The US Supreme Court has allowed a multibillion-dollar class action investor fraud lawsuit against Facebook parent Meta Platforms to proceed, after dismissing the company’s appeal to a lower court’s decision.
The Supreme Court on 6 November heard arguments in the case, which involves the privacy scandal in which Cambridge Analytica accessed Facebook user data.
On Friday the court dismissed the case, determining that it should not have been taken up in the first place.
The action leaves in place a lower court’s decision to allow the 2018 class action, led by Amalgamated Bank, to go ahead.
The decision was issued in a one-line order that was not accompanied by an explanation.

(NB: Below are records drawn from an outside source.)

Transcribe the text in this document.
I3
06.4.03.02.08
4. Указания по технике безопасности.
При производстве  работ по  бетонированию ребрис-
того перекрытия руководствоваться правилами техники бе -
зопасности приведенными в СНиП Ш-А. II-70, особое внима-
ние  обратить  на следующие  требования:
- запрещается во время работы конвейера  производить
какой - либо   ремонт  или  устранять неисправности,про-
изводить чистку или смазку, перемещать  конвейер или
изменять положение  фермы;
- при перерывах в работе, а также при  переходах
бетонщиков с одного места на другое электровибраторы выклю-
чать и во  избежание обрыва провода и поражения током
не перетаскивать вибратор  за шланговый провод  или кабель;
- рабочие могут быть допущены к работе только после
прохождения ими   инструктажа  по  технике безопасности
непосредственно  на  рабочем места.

Meta said it was disappointed by the court’s “decision not to clarify this part of the law”.
“The plaintiff’s claims are baseless and we will continue to defend ourselves as this case is considered by the District Court,” the company said in a statement.
Cambridge Analytica, a firm linked to Donald Trump strategist Steve Bannon, paid a Facebook app developer for access to personal information on 87 million Facebook users and used the data to target US voters during the 2016 campaign.

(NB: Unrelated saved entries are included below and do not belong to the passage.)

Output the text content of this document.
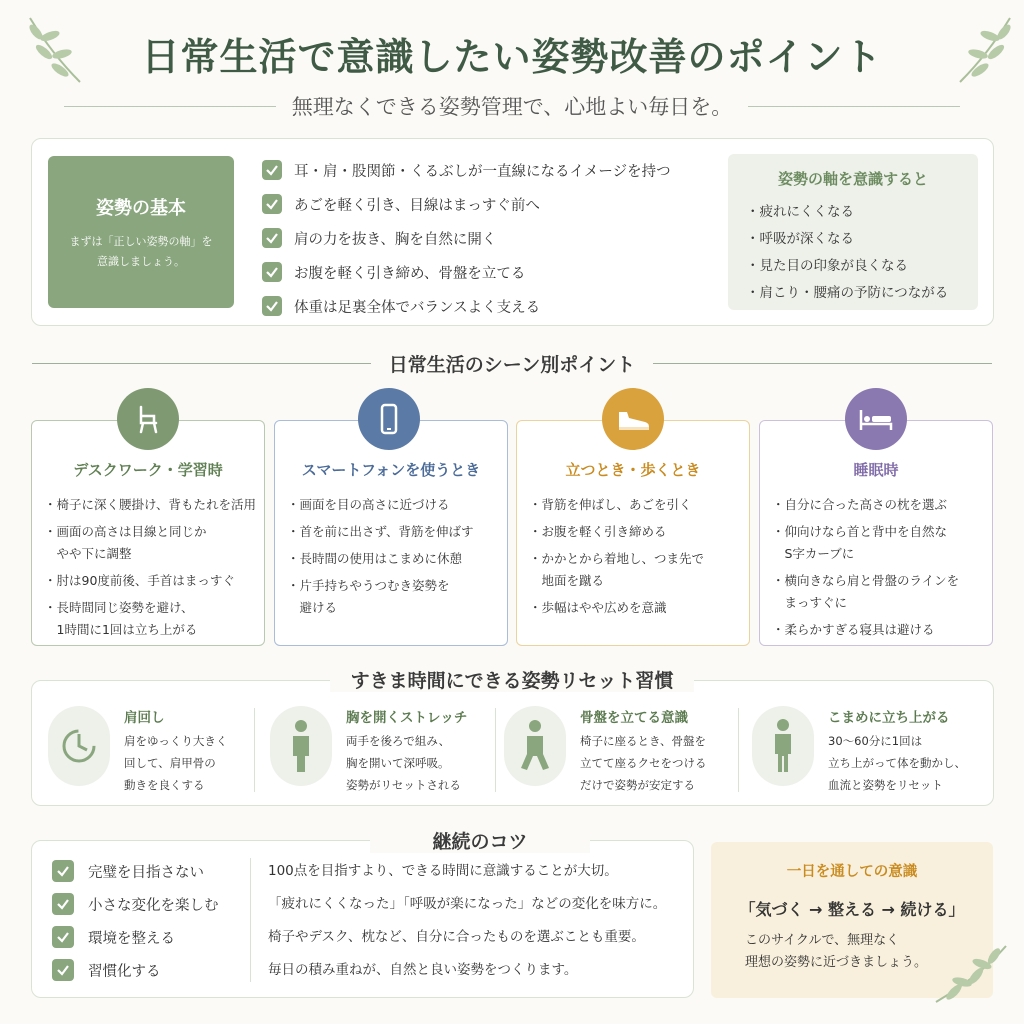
日常生活で意識したい姿勢改善のポイント
無理なくできる姿勢管理で、心地よい毎日を。
姿勢の基本

まずは「正しい姿勢の軸」を
意識しましょう。

耳・肩・股関節・くるぶしが一直線になるイメージを持つ
あごを軽く引き、目線はまっすぐ前へ
肩の力を抜き、胸を自然に開く
お腹を軽く引き締め、骨盤を立てる
体重は足裏全体でバランスよく支える
姿勢の軸を意識すると
・疲れにくくなる
・呼吸が深くなる
・見た目の印象が良くなる
・肩こり・腰痛の予防につながる
日常生活のシーン別ポイント
デスクワーク・学習時
・椅子に深く腰掛け、背もたれを活用
・画面の高さは目線と同じか
　やや下に調整
・肘は90度前後、手首はまっすぐ
・長時間同じ姿勢を避け、
　1時間に1回は立ち上がる
スマートフォンを使うとき
・画面を目の高さに近づける
・首を前に出さず、背筋を伸ばす
・長時間の使用はこまめに休憩
・片手持ちやうつむき姿勢を
　避ける
立つとき・歩くとき
・背筋を伸ばし、あごを引く
・お腹を軽く引き締める
・かかとから着地し、つま先で
　地面を蹴る
・歩幅はやや広めを意識
睡眠時
・自分に合った高さの枕を選ぶ
・仰向けなら首と背中を自然な
　S字カーブに
・横向きなら肩と骨盤のラインを
　まっすぐに
・柔らかすぎる寝具は避ける
すきま時間にできる姿勢リセット習慣
肩回し

肩をゆっくり大きく
回して、肩甲骨の
動きを良くする

胸を開くストレッチ

両手を後ろで組み、
胸を開いて深呼吸。
姿勢がリセットされる

骨盤を立てる意識

椅子に座るとき、骨盤を
立てて座るクセをつける
だけで姿勢が安定する

こまめに立ち上がる

30〜60分に1回は
立ち上がって体を動かし、
血流と姿勢をリセット

継続のコツ
完璧を目指さない
小さな変化を楽しむ
環境を整える
習慣化する
100点を目指すより、できる時間に意識することが大切。
「疲れにくくなった」「呼吸が楽になった」などの変化を味方に。
椅子やデスク、枕など、自分に合ったものを選ぶことも重要。
毎日の積み重ねが、自然と良い姿勢をつくります。
一日を通しての意識
「気づく → 整える → 続ける」
このサイクルで、無理なく
理想の姿勢に近づきましょう。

Investors allege Meta did not fully disclose the risks of such data misuse, leading to two significant price drops in 2018 when the scandal became public.

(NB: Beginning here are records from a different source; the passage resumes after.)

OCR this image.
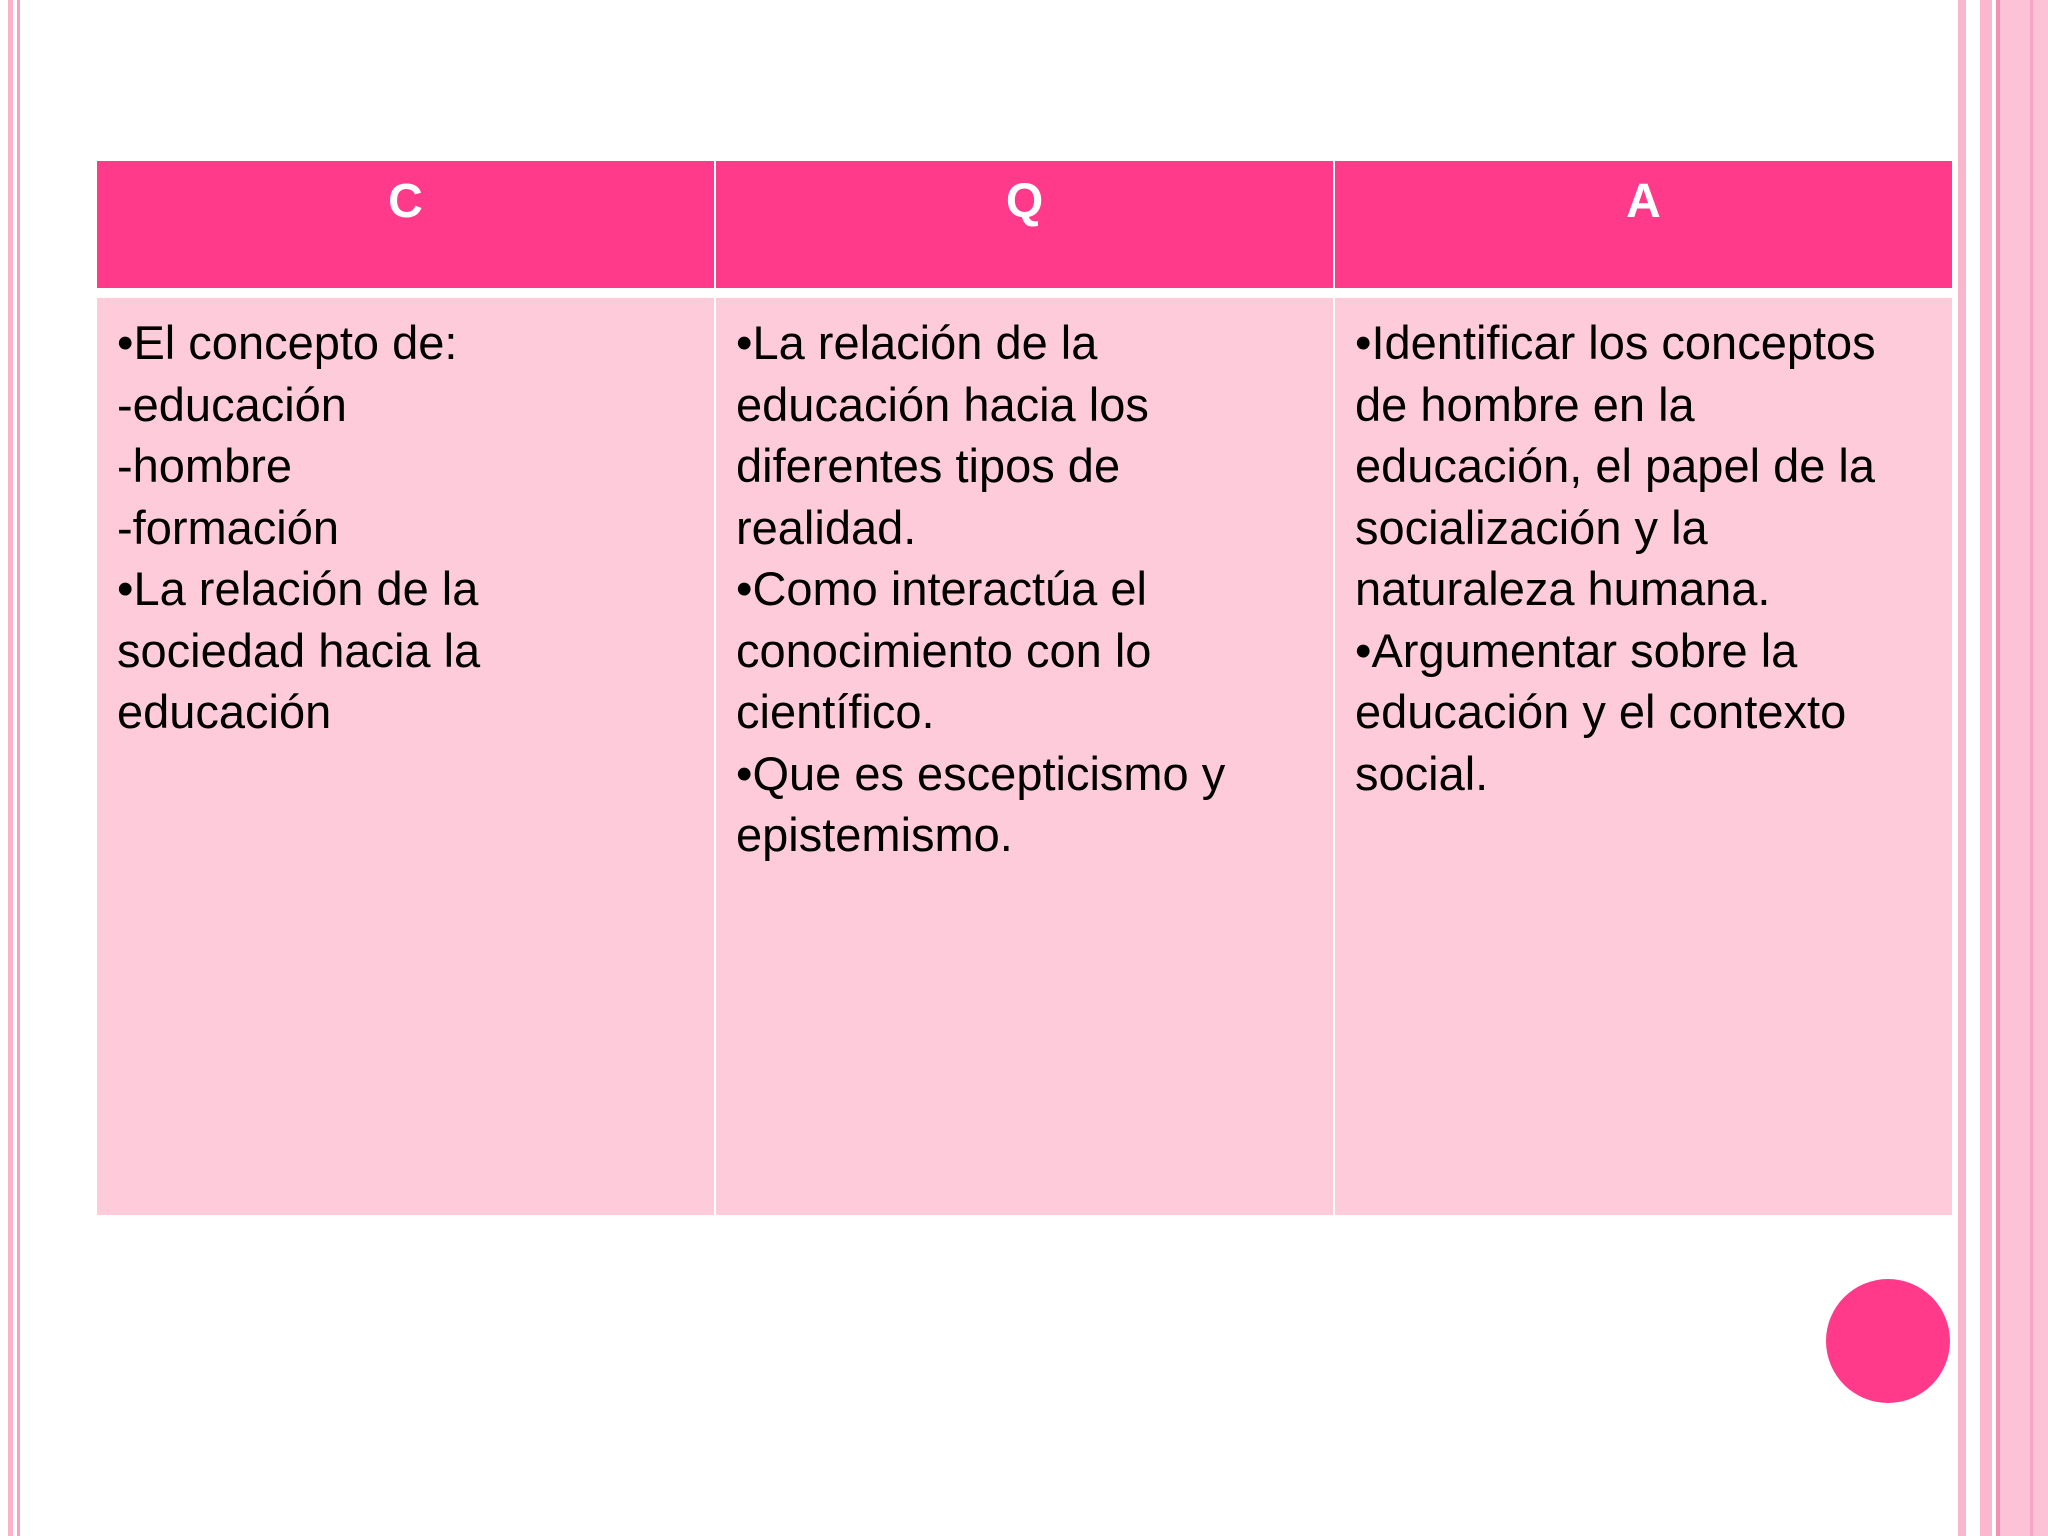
C	Q	A
•El concepto de:
-educación
-hombre
-formación
•La relación de la
sociedad hacia la
educación
•La relación de la
educación hacia los
diferentes tipos de
realidad.
•Como interactúa el
conocimiento con lo
científico.
•Que es escepticismo y
epistemismo.
•Identificar los conceptos
de hombre en la
educación, el papel de la
socialización y la
naturaleza humana.
•Argumentar sobre la
educación y el contexto
social.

The case was dismissed by US District Judge Edward Davila, but the San Francisco-based 9th US Circuit Court of Appeals allowed it to go ahead, leading to Facebook’s Supreme Court appeal.
Meta has paid a $5.1 billion (£4bn) fine and reached a $725m privacy settlement with users over the matter.
The court this month is also considering a case involving Nvidia that similarly concerns the right of private litigants to hold companies to account for allegations of securities fraud.
Arguments in the Nvidia case were heard on 13 November and a decision has not yet been issued.